The strengths of the present study are that the presence of a team of researchers facilitated a challenging philosophy to the interpretation of themes. Feeding back findings to residents (triangulation) and their endorsement of them suggests reliability. However, there were limitations. Recruitment was from a mixed group of (mainly) psychiatric residents and counselors, and the findings might not generalize to other groups. Two other unanalyzed variables were the effect of previous resident experience with CDGs and the effect of a CDG running concurrently with skills tutorials.
Changes in the education of psychiatrists in the United Kingdom raises questions about the most appropriate ways of delivering psychological training.
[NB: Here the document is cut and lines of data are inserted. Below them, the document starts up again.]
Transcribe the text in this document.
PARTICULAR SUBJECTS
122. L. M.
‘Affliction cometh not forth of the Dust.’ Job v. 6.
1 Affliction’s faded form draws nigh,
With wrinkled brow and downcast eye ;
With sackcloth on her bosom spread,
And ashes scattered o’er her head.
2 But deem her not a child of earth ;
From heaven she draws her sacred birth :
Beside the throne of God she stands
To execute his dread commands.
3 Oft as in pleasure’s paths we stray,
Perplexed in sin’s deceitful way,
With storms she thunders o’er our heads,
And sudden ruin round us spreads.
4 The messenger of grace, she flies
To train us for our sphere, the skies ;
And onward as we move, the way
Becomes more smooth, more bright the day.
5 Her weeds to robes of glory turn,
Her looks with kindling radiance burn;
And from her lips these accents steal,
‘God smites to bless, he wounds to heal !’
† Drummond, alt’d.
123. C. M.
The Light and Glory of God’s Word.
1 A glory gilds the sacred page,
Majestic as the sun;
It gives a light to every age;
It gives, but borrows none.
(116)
Our study suggests that CDGs are an effective method that can be delivered in a multiprofessional setting. The finding that change occurs through a progression of (overlapping) phases raises the question, “How can we optimize this learning progression?” It is clear that residents require some theoretical understanding of relationships as well as the experience of connecting with their own and others’ feelings when discussing patients in a group setting. Further research would help to illuminate the best timing and amount of theoretical teaching. Also, the finding that CDG learning takes time and a period of acclimatization to a new learning culture is required suggests that residents should attend at least two 16-session CDGs in order to get the most out of the experience.
In view of the difficulties some trainees experience, facilitators need to titrate the optimal level of anxiety so that the group does not become paralyzed or avoidant. We would suggest that containment be achieved by active personable facilitators who avoid jargon, do not allow prolonged silences, do not interpret group dynamics, are clear about the focus of the group as well as other boundary issues and who maintain a safe, structured setting. The likelihood that some psychiatric residents will still find CDGs persecutory has significant implications if they remain mandatory in educational programs. Thought must be given to developing targeted training for such individuals who may find group settings particularly challenging. A key issue here would be whether to insist on this occurring in another CDG or whether this could be achieved in a separate individual setting.